Así pudimos contemplar a un Cojuelo que dirige 'la escuela de los vicios', un lugar nada santo, seductoramente satánico, en el que se dispensan licenciaturas muy humanas, ya sea la de «bachiller en mentir, doctor en robar o catedrático en medrar». Aunque el vestuario de los personajes remitió a los tiempos quevedescos, no hará falta decir que los diálogos resultaron familiarmente contemporáneos.

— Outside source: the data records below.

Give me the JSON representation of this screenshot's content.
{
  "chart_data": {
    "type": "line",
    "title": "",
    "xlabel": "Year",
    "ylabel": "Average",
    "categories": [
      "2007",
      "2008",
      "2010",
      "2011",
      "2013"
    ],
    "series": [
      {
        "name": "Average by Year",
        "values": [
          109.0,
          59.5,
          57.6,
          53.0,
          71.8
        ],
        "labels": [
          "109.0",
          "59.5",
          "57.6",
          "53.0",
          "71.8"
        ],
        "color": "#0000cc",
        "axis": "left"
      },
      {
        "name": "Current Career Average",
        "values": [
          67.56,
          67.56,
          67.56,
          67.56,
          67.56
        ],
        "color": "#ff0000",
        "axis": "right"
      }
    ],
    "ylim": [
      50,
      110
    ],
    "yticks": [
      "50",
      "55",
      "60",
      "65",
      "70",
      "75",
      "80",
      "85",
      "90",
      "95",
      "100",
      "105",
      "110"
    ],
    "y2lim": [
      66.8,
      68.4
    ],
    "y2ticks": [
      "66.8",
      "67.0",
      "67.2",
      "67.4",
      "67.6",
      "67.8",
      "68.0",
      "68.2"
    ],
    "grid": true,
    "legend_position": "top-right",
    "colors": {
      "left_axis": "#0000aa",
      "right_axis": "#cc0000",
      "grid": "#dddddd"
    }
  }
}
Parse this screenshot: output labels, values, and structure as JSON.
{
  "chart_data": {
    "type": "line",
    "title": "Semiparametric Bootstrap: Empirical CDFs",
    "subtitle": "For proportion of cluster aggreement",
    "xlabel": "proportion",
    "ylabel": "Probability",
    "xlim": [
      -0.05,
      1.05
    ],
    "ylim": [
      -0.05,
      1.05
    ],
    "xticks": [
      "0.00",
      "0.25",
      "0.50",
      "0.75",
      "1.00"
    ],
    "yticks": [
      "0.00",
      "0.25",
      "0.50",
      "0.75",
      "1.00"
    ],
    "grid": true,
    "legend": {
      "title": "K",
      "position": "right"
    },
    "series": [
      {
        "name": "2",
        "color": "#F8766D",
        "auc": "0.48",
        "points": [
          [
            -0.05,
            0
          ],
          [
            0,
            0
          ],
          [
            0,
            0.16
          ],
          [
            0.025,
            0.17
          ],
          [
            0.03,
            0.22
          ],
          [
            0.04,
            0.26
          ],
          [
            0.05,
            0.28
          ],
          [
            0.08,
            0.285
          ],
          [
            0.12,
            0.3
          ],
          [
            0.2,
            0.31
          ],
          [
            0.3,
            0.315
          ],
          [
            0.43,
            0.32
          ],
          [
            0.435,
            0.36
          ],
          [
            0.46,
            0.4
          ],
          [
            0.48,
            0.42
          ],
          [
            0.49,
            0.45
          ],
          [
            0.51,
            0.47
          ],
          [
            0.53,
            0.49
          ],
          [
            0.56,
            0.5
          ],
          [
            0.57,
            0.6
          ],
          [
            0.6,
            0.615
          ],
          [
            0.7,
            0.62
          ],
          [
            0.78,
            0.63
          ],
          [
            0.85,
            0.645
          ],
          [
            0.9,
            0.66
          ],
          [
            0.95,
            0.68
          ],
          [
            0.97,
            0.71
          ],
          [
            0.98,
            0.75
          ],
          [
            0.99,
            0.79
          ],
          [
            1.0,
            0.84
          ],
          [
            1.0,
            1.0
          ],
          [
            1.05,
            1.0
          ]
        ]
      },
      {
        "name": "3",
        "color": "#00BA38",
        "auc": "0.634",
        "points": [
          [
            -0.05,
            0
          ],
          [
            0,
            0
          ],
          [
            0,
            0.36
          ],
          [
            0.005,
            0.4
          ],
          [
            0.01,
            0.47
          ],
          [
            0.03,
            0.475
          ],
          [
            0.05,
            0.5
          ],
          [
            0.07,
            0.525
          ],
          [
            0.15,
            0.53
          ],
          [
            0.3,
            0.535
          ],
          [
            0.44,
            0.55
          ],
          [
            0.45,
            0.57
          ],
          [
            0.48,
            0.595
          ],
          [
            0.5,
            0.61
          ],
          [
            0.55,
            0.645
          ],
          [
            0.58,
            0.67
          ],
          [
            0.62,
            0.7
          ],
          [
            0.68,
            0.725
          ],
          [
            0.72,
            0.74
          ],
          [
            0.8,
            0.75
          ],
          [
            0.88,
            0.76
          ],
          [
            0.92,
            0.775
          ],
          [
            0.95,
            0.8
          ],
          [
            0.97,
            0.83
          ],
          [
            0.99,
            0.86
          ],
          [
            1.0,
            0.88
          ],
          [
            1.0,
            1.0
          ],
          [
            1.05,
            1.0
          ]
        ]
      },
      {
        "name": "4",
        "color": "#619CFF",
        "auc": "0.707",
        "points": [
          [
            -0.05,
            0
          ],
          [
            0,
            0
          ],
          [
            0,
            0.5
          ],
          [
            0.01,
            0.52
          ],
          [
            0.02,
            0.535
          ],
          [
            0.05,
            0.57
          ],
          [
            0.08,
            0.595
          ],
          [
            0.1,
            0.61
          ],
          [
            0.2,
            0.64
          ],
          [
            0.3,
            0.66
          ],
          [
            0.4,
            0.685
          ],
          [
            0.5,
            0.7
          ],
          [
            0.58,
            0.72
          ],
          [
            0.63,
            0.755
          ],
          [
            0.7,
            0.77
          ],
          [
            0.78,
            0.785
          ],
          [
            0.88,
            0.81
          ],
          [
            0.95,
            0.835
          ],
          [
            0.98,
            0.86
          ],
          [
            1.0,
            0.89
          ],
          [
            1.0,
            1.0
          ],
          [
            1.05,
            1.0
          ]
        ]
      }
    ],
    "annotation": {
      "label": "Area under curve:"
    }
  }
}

Por si hubiera algún espectador despistado, también el subtítulo de la obra es orientativo: 'De cómo los golfos gobiernan el mundo'. Morfeo Teatro actualiza a los clásicos, aunque pudiera colegirse asimismo de su brillante adaptación que si los siglos pasan, los pecados quedan. Obra de inteligentísima mordacidad, no está destinada, según ellos mismos han declarado, «a públicos con mentalidad ultraconservadora o que vayan al teatro sólo a pasar un buen rato y no a pensar». A juzgar por la ovación clamorosa que recibieron, cabe deducir que el más de medio millar de personas que acudió al Jovellanos conformaba un grupo de espectadores apropiados.